On Monday, the Dow fell 588 points, posting its biggest drop in 4 years. The larger benchmark S&P 500 slipped into official correction territory, having fallen 10 percent from its May peak over the last several trading days. With Asian markets opening starkly lower again on Tuesday, Wall Street faces more volatile trading over the days ahead.
While the massive sell-offs in China may be the catalyst for the current turmoil, the market downturns are long overdue. Over the last 7 years, the markets have been driven higher by unprecedented fiscal and monetary stimulus. The underlying economy has never caught up to the historically high valuations in the stock market.

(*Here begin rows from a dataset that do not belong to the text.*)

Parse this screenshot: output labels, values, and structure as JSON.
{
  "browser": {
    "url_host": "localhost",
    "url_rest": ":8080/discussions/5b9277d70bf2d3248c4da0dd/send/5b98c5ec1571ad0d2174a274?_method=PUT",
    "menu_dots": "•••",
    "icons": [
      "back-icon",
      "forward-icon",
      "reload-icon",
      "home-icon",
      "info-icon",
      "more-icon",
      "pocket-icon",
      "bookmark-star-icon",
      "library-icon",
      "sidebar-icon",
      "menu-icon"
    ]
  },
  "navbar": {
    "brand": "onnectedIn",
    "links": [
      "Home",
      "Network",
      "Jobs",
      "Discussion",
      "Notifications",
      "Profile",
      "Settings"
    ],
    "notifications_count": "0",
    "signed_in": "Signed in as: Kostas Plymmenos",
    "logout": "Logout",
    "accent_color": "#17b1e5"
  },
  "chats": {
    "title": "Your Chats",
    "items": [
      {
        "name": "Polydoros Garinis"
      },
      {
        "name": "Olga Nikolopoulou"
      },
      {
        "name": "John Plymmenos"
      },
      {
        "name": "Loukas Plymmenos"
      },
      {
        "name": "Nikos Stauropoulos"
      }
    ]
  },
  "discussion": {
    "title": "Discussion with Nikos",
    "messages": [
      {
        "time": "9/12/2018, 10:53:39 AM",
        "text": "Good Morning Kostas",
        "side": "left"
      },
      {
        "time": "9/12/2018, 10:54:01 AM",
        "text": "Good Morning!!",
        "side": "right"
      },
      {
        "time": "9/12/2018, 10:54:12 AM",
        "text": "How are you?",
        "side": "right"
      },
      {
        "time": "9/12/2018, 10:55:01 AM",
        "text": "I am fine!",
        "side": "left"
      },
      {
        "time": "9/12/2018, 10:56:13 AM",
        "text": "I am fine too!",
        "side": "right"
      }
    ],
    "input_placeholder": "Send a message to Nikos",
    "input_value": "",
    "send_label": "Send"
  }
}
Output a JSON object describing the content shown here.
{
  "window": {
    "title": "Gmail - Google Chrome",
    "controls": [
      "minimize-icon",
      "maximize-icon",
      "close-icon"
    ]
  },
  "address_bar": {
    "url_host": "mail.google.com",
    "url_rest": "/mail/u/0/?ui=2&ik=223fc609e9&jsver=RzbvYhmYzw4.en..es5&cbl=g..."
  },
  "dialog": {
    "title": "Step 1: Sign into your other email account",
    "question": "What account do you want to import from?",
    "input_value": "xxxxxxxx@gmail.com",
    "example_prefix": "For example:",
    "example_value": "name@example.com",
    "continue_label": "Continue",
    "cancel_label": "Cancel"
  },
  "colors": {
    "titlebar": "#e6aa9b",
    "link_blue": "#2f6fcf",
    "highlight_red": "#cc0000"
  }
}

As the economist Herb Stein dryly noted, “If something cannot go on forever, it will stop.” A stock market separated from fundamental economic reality cannot go on forever. It is stopping.
Since the official end of the recession in June 2009, the Federal Reserve balance sheet has grown by more than $2.5 trillion. This represents liquidity added to the market after the economy was in recovery. In that same time, the total debt of the Federal government has expanded by $8 trillion.
In other words, the federal government, whether through appropriation or the printing press, has injected trillions of dollars into an economy that, officially, was out of a recession.
At the end of 2009, real GDP in the U.S. was $14.5 trillion. In March this year, GDP was $16.3 trillion. The basic problem, the one that is currently roiling the markets, is that economic output during this recovery has been far less than the amount of stimulus poured into the economy.
The U.S. economy is less than $2 trillion more than it was at the end of recession, even though the federal government has pumped many trillions more into the market. The picture is actually worse, if you account for the growth in American population.
The population of the U.S. has grown by almost 7 percent. If the economy had expanded organically, simply matching the growth in population, the size of the economy would be $15.4 trillion. So, the actual economy has created less than $1 trillion a year in higher output. Considering how aggressively the federal printing press was creating money, its not clear the stimulus did much beyond inflating financial prices.
The employment situation goes a long way to understanding why there has been so little economic growth. In June 2009, when the recession officially ended, 80 million American adults weren’t in the labor force. Today, more than 93 million adults aren’t in the labor force.
The number of Americans with jobs has increased by 8 million since the end of the recession. If jobs had simply kept pace with population growth, though, 9 million, not 8 million, more would be working. The economy has lost jobs during the expansion.
Whatever is going on in China, which is almost impossible to really know given the system of government there, the current turmoil sweeping the markets is inevitable, given the horrible economic reality in the U.S.
The stock market and, to a degree, corporate earnings are built on the trillions in artificial stimulus injected by the government and the Federal Reserve. There has been almost no economic growth to match the stimulus.
Ultimately, the market will mirror the overall economy. Unless the government steps in with even more stimulus, the market looks to be starting that alignment. If it continues, it will have much further to fall.